Faster Healing and Less Pain in Skin Biopsy Sites Treated With an Occlusive Dressing

Author Affiliations

From the Department of Dermatology and Cutaneous Surgery, University of Miami (Fla) School of Medicine (Drs Nemeth, Eaglstein, and Falanga); and Miami Department of Veterans Affairs Medical Center (Dr Taylor).

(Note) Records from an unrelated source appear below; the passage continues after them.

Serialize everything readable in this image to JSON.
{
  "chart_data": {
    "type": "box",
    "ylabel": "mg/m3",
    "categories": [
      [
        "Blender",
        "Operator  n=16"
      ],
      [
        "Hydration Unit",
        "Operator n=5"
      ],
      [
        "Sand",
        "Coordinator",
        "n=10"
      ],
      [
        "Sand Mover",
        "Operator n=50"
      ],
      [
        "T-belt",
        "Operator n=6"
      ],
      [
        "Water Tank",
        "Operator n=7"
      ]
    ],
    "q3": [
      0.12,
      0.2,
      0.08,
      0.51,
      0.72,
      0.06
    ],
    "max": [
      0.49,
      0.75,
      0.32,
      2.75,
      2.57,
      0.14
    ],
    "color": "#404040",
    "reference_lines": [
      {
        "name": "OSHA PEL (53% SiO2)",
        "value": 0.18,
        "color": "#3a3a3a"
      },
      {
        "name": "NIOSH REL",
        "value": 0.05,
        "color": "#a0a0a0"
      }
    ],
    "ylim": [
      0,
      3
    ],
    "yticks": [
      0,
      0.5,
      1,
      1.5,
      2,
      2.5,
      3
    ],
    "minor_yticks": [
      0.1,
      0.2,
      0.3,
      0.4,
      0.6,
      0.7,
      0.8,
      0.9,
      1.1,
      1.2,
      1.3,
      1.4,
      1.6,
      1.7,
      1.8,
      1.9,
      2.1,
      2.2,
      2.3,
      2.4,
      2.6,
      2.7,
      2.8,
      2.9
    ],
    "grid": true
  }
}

Arch Dermatol. 1991;127(11):1679-1683. doi:10.1001/archderm.1991.01680100079008
Abstract

• We prospectively studied 174 patients on whom 226 unsutured parallel incisional (shave) and 3-mm punch skin biopsies were performed. Two wound-care programs, occlusive dressing therapy and conventional therapy, were compared. The biopsy sites were evaluated after 1 or 2 weeks for healing, pain, and infection. We found that healing was unrelated to the indication for biopsy or the patients' age, gender, or race. Occlusive dressing therapy—treated shave biopsy sites were 3.83 times more likely to be healed than those treated with conventional therapy. Regardless of the treatment method, a facial shave biopsy site was 3.6 times more likely to be healed than a biopsy site in other locations. No punch biopsy site had healed after 1 week. At 2 weeks, only 7% and 36% of conventional therapy— and occlusive dressing therapy—treated punch biopsy sites, respectively, had healed. Pain at the biopsy site was six times more common in both shave and punch biopsy sites treated with conventional therapy. The absence of pain with occlusive dressing therapy was significant for both types of biopsy. One punch biopsy site treated with conventional therapy became infected, and one treated with occlusive dressing therapy was suspected of being infected. Forty patients, who had biopsy sites treated with both therapies, preferred occlusive dressing therapy over conventional therapy by a ratio of 3:1 because of ease of wound care and lack of pain. We conclude that occlusive dressing therapy may be the wound management of choice for shave biopsy sites. Since punch biopsy sites do not heal readily, it may be more appropriate to suture them, at least until therapies are developed that more effectively speed their healing.